The Aftermath

What can I say, we got back together? Because we did. I bet we all kind of saw that one coming.

He kept emailing. And I was reading those messages, those texts, those promises. And I was missing him. And so come the next Monday, I said we could see each other.

And we talked. And he kept apologizing. And we talked some more. And in the end, we got up and he pulled me in for a hug and we kissed. And so the week went by and we were really good. Matching outfits, playful conversation, us being us.

But then Sunday came. I told him I was still didn’t feel too comfortable with him.

And then Monday. I got mad at him for answering a call from Z, who was crying about her boyfriend. He had to tell her they couldn’t talk. And so I got mad that he even answered the phone at all.

I think it was this night, I was talking to my sister. Of how I couldn’t really explain why we got back together, of why I took him back. Because I loved him? To be honest, I felt really confused on explaining exactly why. But yeah, we got back together because we love each other.

And then Tuesday night. He told me he couldn’t love me as much as I loved him. He told me I deserved better. And that he thought we should break up.

And so came Wednesday, the day before my birthday. We sat down and we talked. After our regular casual conversation just before actual fights, we began to really talk about it. He told me we acted too much like a married couple. He told me we were too serious, but we only did things at school. He asked me to tone down my love.

I told him maybe we do love the same amount, but maybe I was better at showing it. He told me he couldn’t deal with how much he had hurt me. Of how he didn’t feel sorry for seeing his friends, but that he felt sorry for hurting me.

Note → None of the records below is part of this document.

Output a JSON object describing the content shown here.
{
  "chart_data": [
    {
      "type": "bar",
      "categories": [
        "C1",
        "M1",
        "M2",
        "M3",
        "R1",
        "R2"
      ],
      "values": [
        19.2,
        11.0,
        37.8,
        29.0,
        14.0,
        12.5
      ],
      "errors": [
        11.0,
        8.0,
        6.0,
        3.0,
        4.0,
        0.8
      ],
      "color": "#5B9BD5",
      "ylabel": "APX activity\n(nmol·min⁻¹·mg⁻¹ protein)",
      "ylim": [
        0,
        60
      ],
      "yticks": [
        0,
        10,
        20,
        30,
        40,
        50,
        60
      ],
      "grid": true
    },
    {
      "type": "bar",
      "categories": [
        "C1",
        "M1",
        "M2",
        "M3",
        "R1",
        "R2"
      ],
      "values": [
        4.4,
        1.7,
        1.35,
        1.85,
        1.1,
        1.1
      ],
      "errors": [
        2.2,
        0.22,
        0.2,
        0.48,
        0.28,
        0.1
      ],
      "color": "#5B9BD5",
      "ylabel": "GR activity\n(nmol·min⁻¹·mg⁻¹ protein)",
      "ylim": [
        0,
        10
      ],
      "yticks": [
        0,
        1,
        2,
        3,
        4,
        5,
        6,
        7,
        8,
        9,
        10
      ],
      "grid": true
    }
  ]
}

And yet, in the midst of our real issues, we talked about our future. Of us together, of transferring to university. He was asking me if he should transfer near me.

And in the end, he told me he wanted to break up. And I couldn’t say anything. And he asked me to say something as he held my hand. So I asked him to name the things he loved about our relationship. The conversations, the sex, the laughter. We sat there and we named the things.

And so we put breaking up on pause as we got up and walked hand in hand. Because Thursday.

Thursday. My birthday. After forgetting my present at work the night before, he shows up at the wrong place to meet me. And when he finally meets me, I am upset. After apologizing to me multiple times and telling me happy birthday, we just talk. And we laugh. And we talk about the letter I wrote him with my plan for us. And we talk about my present. And we talk about sex. And we talk about summer. And we laugh a lot. And for a moment, we both worry if we will find someone more interesting when we get older because this is a worry of ours. And still, we talk about getting married. We talk about who’s invited. And we talk about us. When I ask if we’re still going to break up, he says he doesn’t think so. this change in heart is because we talked. We continued sitting there, laughing, him holding me on his lap, as we kissed and made funny videos. And took pictures. And talked about our wedding. And the things we were gonna do.

We said we would talk about our relationship next week. He didn’t think we were going to break up anymore. Because he said he couldn’t think of doing anything without me. I think it’s because of our conversations. Of our talks. Of the talk of us being in the bedroom. Of our laughter and how nice it feels to be together when we aren’t arguing.

And so we agree to not talk this weekend. Because he says we need space. He says that I said we needed space of how I wrote it in my letter. And so we agree and we kiss. And we say we love each other.

Tonight, I missed him (after one day of not seeing him). And so we will talk tonight about anything.